How to show the sum of $\frac1{n^r}$ exists for all $r > 1$?

Question

Possible Duplicate:
Self-Contained Proof that $\sum\limits_{n=1}^{\infty} \frac1{n^p}$ Converges for $p > 1$

How would I go about showing that

$$\sum_{n=1}^{\infty } \frac{1}{n^{r}}$$

exists for all $r>1$?

Answer 1

For $r>1$ the function $\frac{1}{x^r}$ is positive and decreases in the interval $[1, \infty)$ then the series converges since the improper integral from 1 to infinite converges. (You can verify the integral convergence because you can find a primitive of the function).

Answer 2

Here is how you can use the Integral Test.

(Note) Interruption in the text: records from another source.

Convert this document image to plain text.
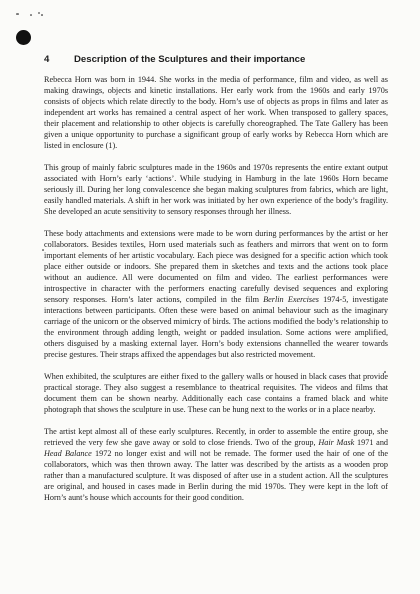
4	Description of the Sculptures and their importance

Rebecca Horn was born in 1944. She works in the media of performance, film and video, as well as making drawings, objects and kinetic installations. Her early work from the 1960s and early 1970s consists of objects which relate directly to the body. Horn’s use of objects as props in films and later as independent art works has remained a central aspect of her work. When transposed to gallery spaces, their placement and relationship to other objects is carefully choreographed. The Tate Gallery has been given a unique opportunity to purchase a significant group of early works by Rebecca Horn which are listed in enclosure (1).

This group of mainly fabric sculptures made in the 1960s and 1970s represents the entire extant output associated with Horn’s early ‘actions’. While studying in Hamburg in the late 1960s Horn became seriously ill. During her long convalescence she began making sculptures from fabrics, which are light, easily handled materials. A shift in her work was initiated by her own experience of the body’s fragility. She developed an acute sensitivity to sensory responses through her illness.

These body attachments and extensions were made to be worn during performances by the artist or her collaborators. Besides textiles, Horn used materials such as feathers and mirrors that went on to form important elements of her artistic vocabulary. Each piece was designed for a specific action which took place either outside or indoors. She prepared them in sketches and texts and the actions took place without an audience. All were documented on film and video. The earliest performances were introspective in character with the performers enacting carefully devised sequences and exploring sensory responses. Horn’s later actions, compiled in the film Berlin Exercises 1974-5, investigate interactions between participants. Often these were based on animal behaviour such as the imaginary carriage of the unicorn or the observed mimicry of birds. The actions modified the body’s relationship to the environment through adding length, weight or padded insulation. Some actions were amplified, others disguised by a masking external layer. Horn’s body extensions channelled the wearer towards precise gestures. Their straps affixed the appendages but also restricted movement.

When exhibited, the sculptures are either fixed to the gallery walls or housed in black cases that provide practical storage. They also suggest a resemblance to theatrical requisites. The videos and films that document them can be shown nearby. Additionally each case contains a framed black and white photograph that shows the sculpture in use. These can be hung next to the works or in a place nearby.

The artist kept almost all of these early sculptures. Recently, in order to assemble the entire group, she retrieved the very few she gave away or sold to close friends. Two of the group, Hair Mask 1971 and Head Balance 1972 no longer exist and will not be remade. The former used the hair of one of the collaborators, which was then thrown away. The latter was described by the artists as a wooden prop rather than a manufactured sculpture. It was disposed of after use in a student action. All the sculptures are original, and housed in cases made in Berlin during the mid 1970s. They were kept in the loft of Horn’s aunt’s house which accounts for their good condition.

Let $f(x) = \frac{1}{x^r}$ and $r > 1$. Note that $f$ is continuous, positive, and decreasing on the interval $[1, \infty)$. Note also that for an integer $n$, you have $f(n) = \frac{1}{n^r}$. So the Integral Test applies. Hence you need to prove that the integral $$\int_1^{\infty} f(x) dx $$ is convergent. You have $$\begin{align}\int_1^{\infty}f(x) dx &= \lim_{N\to \infty}\int_1^{N} x^{-r} dx\\ &= \lim_{N \to \infty} \left[\frac{1}{1-r}x^{1-r}\right]_1^N \\ &= \lim_{N\to \infty} \frac{1}{1-r}\left[\frac{1}{N^{r-1}} - 1\right] \\ &= \frac{1}{r-1}. \end{align} $$ We used here that $r > 1$ so $ r-1 > 0$, and so $$\lim_{N\to \infty} \frac{1}{N^{r-1}} = 0. $$ So the integral is convergent, so by the Integral Test, the series is convergent.